Say you qualify for an offer that gives you a $300 sign-up bonus for spending $3,000 within three months of opening a new credit card. If you normally only spend $800 a month on your credit cards, you may have a difficult time meeting that requirement. But if you’re planning to make a $1,500 furniture purchase, suddenly, that offer makes sense to go after.
2. Is there a revolving rewards category that’ll pay you more?
Some credit cards offer bonus rewards or cash back in revolving categories. It pays to see what those are when making a big purchase.
Say you’re planning to update your wardrobe to go back to work, so you’ll be spending $400 at your favorite department store. If one of your credit cards is offering 5% cash back instead of its usual 1% on department store purchases that quarter, that’s a good card to use.
3. Are there added perks for using a specific card?
It’s not just bonus points or cash back you should look at when deciding which card to use for a large purchase. You should also pay attention to some of the peripheral benefits you might enjoy.

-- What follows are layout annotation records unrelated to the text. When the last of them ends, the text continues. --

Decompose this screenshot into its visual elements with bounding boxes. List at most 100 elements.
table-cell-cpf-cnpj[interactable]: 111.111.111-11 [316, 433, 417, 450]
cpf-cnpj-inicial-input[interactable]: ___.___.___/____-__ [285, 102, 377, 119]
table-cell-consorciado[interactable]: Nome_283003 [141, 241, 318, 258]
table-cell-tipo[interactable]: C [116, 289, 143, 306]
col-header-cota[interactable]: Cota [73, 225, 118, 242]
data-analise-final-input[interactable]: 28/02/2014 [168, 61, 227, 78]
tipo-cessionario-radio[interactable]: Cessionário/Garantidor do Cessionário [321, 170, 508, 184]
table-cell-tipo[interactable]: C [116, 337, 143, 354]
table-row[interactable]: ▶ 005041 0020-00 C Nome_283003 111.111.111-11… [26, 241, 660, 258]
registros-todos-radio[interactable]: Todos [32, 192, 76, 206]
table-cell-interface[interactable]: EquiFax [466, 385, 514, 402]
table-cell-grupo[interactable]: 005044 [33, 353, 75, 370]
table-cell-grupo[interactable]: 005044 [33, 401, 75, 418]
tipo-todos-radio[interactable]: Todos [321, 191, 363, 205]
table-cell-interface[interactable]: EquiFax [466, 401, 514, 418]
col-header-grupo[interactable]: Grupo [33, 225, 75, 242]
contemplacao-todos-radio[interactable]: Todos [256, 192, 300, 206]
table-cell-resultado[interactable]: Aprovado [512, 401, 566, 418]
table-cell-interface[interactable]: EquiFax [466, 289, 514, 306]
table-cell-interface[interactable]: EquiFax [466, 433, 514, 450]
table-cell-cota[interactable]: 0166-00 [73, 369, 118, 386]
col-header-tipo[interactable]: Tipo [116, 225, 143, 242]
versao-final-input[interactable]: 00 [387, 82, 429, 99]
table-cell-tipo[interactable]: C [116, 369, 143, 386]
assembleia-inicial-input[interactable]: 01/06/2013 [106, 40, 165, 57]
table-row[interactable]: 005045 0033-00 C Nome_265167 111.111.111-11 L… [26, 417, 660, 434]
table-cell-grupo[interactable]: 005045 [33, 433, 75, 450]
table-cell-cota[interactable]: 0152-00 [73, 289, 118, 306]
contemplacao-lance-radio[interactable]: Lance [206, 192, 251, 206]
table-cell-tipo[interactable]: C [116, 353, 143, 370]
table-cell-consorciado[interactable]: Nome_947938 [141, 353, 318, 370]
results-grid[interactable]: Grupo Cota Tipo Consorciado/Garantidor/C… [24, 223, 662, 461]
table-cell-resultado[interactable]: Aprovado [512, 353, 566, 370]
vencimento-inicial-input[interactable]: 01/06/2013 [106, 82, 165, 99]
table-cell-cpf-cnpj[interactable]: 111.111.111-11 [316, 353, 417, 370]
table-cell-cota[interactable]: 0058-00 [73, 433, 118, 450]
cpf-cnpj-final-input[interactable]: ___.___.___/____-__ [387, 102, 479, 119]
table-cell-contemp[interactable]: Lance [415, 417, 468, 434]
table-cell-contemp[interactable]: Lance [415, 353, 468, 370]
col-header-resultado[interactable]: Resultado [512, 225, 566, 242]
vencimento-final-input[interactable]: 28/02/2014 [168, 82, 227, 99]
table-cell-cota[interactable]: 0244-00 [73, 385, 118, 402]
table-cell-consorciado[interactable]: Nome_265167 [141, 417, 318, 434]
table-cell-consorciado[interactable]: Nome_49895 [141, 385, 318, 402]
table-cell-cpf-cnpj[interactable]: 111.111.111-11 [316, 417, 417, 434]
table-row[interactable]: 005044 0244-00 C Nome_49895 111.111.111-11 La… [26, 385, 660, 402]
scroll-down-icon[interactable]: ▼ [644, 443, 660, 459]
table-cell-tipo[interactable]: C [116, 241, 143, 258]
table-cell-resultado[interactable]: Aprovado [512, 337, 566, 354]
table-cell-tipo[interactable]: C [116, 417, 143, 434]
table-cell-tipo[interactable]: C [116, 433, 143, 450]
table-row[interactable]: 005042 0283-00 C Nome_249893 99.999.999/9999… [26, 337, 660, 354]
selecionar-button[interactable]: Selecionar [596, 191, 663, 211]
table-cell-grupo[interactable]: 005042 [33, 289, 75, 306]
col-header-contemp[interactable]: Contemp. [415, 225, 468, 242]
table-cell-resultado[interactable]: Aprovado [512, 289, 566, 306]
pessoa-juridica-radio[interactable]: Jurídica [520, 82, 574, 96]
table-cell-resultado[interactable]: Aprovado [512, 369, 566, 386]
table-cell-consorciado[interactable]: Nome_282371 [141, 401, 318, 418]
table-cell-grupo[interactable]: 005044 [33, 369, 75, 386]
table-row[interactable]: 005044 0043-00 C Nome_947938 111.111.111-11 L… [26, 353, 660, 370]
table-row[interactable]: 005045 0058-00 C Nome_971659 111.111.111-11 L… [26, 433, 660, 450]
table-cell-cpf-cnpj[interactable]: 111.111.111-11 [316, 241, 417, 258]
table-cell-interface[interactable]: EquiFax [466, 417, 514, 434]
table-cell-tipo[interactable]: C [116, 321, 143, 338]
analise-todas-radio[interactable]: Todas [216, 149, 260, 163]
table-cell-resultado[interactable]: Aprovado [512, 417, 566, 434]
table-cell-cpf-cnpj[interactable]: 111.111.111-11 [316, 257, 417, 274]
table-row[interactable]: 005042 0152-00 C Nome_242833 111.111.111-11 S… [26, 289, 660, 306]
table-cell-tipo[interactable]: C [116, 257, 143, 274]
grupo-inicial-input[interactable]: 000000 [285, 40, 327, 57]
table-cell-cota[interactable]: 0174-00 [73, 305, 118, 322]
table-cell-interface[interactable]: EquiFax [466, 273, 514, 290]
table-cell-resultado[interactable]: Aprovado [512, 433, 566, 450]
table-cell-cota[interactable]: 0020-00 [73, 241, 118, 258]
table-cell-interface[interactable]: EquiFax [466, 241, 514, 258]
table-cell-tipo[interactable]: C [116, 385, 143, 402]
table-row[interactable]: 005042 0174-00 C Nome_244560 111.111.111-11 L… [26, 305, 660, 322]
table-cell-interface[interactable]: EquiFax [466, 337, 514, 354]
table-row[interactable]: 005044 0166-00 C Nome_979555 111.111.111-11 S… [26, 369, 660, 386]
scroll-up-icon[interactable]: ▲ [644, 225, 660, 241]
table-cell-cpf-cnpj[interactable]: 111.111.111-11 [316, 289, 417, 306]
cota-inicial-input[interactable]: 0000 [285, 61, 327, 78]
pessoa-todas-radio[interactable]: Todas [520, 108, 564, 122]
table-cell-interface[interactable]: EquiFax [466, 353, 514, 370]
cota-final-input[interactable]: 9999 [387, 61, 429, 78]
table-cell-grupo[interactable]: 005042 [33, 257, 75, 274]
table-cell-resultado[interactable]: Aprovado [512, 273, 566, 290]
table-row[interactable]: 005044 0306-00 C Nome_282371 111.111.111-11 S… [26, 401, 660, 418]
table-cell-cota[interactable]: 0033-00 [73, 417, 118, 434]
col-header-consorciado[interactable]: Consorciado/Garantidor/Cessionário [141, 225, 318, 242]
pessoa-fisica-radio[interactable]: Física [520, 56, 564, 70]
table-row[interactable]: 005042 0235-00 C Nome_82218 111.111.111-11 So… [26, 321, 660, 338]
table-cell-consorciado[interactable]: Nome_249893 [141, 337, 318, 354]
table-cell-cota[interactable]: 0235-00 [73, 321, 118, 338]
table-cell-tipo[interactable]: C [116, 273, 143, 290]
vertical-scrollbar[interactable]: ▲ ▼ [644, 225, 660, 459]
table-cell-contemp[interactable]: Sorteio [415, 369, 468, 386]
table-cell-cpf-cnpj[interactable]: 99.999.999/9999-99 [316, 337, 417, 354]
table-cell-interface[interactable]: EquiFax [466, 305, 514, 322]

If your large purchase is a flight, for example, then it could pay to put that charge on a travel rewards credit card. Using one of these cards may render you eligible for perks like free checked bags and discounts on in-flight purchases. You may also get more built-in protection when you book flights on a travel rewards card in case something goes wrong, like a flight delay. Though, to be clear, that coverage won’t necessarily be able to take the place of actual trip insurance. You may still want to purchase a separate policy for maximum protection.
Chances are, you only make large purchases from time to time. It pays to be strategic about the credit card you use. Running through these questions could help you land on the right choice — and receive the most benefit.